He said the repeal of POTA, not giving assent to similar anti-terror laws in BJP-ruled states, non-execution of Parliament attack convict Afzal Guru and "helping the accused being prosecuted under POTA for burning Sabarmati Express" raises a legitimate question whether a federal agency under Singh can really be trusted.
    
Jaitley asked, "does the Prime Minister's track record inspire confidence that he will implement his proposal for a federal agency against terror."
    
He also sought to know whether Singh will have the political courage to strengthen the content of India's anti-terrorist laws to make them more "terrorist-unfriendly".
    
Claiming that the Prime Minister and Congress had been opposing strong anti-terror law, he sought to know "will not the federal agency be helpless in investigating terrorist crimes if confessions of terrorists are inadmissible evidence and an easy bail is available to the terrorists under normal law".    

Jaitley also sought to know what purpose would be achieved in merely changing the investigating agency, particularly when investigation and prevention of terrorism is to take place "under a law which is not terrorist-unfriendly".
    
He also accused the UPA government of having a "scandalous record of having misled the CBI, an investigative agency of the Central Government for political purposes in the last four years."
    
"Systematically, cases against UPA leaders have been closed and the political opponents have been harassed by the CBI."
    
Jaitley accused the UPA government of "deliberately" not giving Presidential assent to three BJP-ruled states -- Rajasthan, Madhya Pradesh and Gujarat -- to operationalise the laws against organised crimes, while such laws are operational in Maharashtra, Andhra Pradesh (both ruled by Congress) and Karnataka.
    
"The effect of this is going to be that cases relating to the Mumbai train blasts and the Malegaon blasts will be investigated under the MCOCA but when accused are arrested in relation to the Jaipur serial blasts, they will be investigated under the ordinary law where easy bails will be available and confessions of the terrorists will not be
admissible evidence," he said.
    
"The crippling of the investigation in the Jaipur blasts is directly attributable to the political motivated withholding of Presidential assent by the UPA government," Jaitley said.
    
The senior BJP leader also accused Manmohan Singh of using his "softness on terror for vote bank politics rather than for security considerations."
    
The BJP was willing to discuss the issue provided it involves not merely a change of the investigative agency but also the content of the law, he said.
    
"Our anti-terror laws will have to be made more effective and POTA will have to be re-introduced," he said.     

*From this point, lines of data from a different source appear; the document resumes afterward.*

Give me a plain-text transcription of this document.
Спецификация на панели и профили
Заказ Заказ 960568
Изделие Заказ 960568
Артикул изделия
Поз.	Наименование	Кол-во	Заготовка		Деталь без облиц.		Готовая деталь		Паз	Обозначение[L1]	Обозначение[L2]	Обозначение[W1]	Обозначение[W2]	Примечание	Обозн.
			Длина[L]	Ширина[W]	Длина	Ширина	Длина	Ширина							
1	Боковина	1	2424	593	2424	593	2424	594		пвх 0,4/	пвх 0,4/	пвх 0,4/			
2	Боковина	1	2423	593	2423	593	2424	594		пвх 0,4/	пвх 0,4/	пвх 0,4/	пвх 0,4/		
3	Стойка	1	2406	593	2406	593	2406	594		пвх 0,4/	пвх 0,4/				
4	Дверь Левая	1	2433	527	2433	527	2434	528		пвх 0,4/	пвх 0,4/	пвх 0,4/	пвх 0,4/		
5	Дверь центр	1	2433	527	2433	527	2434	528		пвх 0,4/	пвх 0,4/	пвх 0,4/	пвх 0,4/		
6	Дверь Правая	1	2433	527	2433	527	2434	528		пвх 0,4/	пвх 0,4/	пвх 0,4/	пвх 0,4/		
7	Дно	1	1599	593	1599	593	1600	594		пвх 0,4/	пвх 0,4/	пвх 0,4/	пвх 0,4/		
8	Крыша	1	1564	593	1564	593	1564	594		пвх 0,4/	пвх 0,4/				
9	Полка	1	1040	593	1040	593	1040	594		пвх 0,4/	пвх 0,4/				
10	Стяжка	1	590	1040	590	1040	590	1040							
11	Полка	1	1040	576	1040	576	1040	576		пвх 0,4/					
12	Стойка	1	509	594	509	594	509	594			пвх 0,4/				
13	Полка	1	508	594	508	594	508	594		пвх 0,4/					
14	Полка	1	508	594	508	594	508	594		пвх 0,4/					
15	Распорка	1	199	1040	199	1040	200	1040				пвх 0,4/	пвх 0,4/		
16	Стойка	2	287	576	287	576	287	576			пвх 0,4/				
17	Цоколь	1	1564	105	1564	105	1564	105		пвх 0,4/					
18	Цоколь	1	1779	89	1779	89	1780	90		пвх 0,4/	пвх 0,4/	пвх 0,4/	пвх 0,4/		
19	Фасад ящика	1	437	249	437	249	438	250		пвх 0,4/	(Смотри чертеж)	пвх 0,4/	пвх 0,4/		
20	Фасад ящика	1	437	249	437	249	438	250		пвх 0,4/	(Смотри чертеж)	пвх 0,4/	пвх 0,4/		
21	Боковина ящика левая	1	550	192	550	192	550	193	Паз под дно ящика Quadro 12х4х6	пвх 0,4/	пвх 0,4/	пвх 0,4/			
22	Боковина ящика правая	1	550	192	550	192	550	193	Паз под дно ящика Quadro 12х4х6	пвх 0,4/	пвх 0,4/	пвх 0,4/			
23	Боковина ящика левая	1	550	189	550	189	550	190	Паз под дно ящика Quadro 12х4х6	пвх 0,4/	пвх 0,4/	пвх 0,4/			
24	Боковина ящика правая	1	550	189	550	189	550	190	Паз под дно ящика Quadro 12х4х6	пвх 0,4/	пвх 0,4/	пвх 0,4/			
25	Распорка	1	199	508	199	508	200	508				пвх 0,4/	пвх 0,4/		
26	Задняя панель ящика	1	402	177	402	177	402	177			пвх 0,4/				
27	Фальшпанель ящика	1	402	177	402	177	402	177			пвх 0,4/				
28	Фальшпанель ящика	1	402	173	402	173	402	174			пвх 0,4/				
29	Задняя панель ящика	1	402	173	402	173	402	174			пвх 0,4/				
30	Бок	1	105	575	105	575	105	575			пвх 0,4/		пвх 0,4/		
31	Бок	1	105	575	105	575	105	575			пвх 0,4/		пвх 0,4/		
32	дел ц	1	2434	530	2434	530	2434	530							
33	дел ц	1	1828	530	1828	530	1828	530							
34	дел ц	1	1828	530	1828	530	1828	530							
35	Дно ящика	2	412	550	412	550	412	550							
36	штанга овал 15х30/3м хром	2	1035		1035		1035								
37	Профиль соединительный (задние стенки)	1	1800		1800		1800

Jaitley said the jurisdiction to legislate against terrorism is already with the Central Government and the constitutional validity of TADA was challenged before the Supreme Court on the ground that the law and order and public order are state subjects and the Centre cannot legislate with regard to the same.
    
"The Supreme Court has categorically held that the war against terrorism includes the war against sovereignty and defence of India and therefore the legislation against terror falls in the domain of the Central Government," he said.
    
Jaitley also said what prevented the Prime Minister in the last four years from acting in the matter remains an "obvious mystery" and that his government is not "serious in fighting terrorism".
    
"The Central Government has the legislative and Executive powers to introduce and to enact laws in this matter," he said.